Red River Scrapbook
Prince Polecat
By Edward Southerland
Mar 24, 2020

Prince Polecat
by Edward Southerland
Prince Polecat

His name was just too much for the Texans under his command, so they called him “Prince Polecat,” a nickname that delighted the general. In a Confederate army officered by men of all manner of backgrounds, Camille Armand Jules Marie, Prince de Polignac was still one of a kind.

He was French, born in Millemont, Seine-et-Oise, France on February 16, 1832. His family was of the nobility and then some. His mother had been one of the closest confidants of Queen Marie-Antoinette, and his father was an important minister under Charles X.

Young Polignac studied music and mathematics at St. Stanislas College before joining the French army in 1853 and serving in the Crimean War. He left the service in six years later and journeyed to Central America to study economics and botany, and then in 1860 came to the United States.

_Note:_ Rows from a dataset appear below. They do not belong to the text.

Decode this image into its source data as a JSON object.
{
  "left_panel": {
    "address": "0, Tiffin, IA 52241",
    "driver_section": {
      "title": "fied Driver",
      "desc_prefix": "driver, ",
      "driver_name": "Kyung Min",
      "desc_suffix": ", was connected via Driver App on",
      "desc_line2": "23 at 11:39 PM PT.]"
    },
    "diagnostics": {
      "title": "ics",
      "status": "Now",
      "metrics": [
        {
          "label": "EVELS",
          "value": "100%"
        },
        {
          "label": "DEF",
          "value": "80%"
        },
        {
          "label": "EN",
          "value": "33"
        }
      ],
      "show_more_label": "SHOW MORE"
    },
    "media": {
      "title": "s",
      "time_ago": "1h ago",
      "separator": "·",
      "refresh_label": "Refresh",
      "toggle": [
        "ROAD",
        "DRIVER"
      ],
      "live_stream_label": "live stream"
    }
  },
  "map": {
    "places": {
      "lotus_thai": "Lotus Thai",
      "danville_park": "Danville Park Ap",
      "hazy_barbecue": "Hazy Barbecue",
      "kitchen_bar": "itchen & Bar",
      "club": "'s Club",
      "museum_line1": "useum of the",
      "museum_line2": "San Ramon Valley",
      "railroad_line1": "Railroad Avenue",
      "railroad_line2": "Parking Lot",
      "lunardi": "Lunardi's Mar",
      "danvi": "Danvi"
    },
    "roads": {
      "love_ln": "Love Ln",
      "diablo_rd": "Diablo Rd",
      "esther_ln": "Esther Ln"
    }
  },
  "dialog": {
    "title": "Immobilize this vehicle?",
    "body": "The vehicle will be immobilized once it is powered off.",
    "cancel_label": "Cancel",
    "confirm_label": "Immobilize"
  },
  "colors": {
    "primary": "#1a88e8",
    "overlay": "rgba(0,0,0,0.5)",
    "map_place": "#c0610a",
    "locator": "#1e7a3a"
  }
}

With the start of the American Civil War, Polignac joined the Confederate army, seeing staff duty with P.G.T. Beauregard and Braxton Bragg. He fought at Pittsburg Landing and Corinth, and in January 1863, became a brigadier general in the CSA. In March he transferred to the Trans-Mississippi Department and took command of a Texas brigade made up of infantry and dismounted cavalry units.

Polignac’s Brigade served in Alfred Mouton’s division during the Red River Campaign, and he took command of the division when Mouton was killed at the Battle of Mansfield on April 8, 1864. Promoted to Major General in June, Polignac continued in command until March 1865 when he went on a special mission to France in an unsuccessful effort to enlist the support Napoleon III for the Confederacy.

Back in France, Polignac resumed his Central American connections and studies, and then went back into the French army. As a brigadier, he commanded a division in the Franco-Prussian War of 1870-71. After the war he married, had a daughter, was widowed, married again, and had two more daughters and a son. At the time of his death in Paris on November 15, 1913, Prince Polecat was the last living major general of the Confederate service.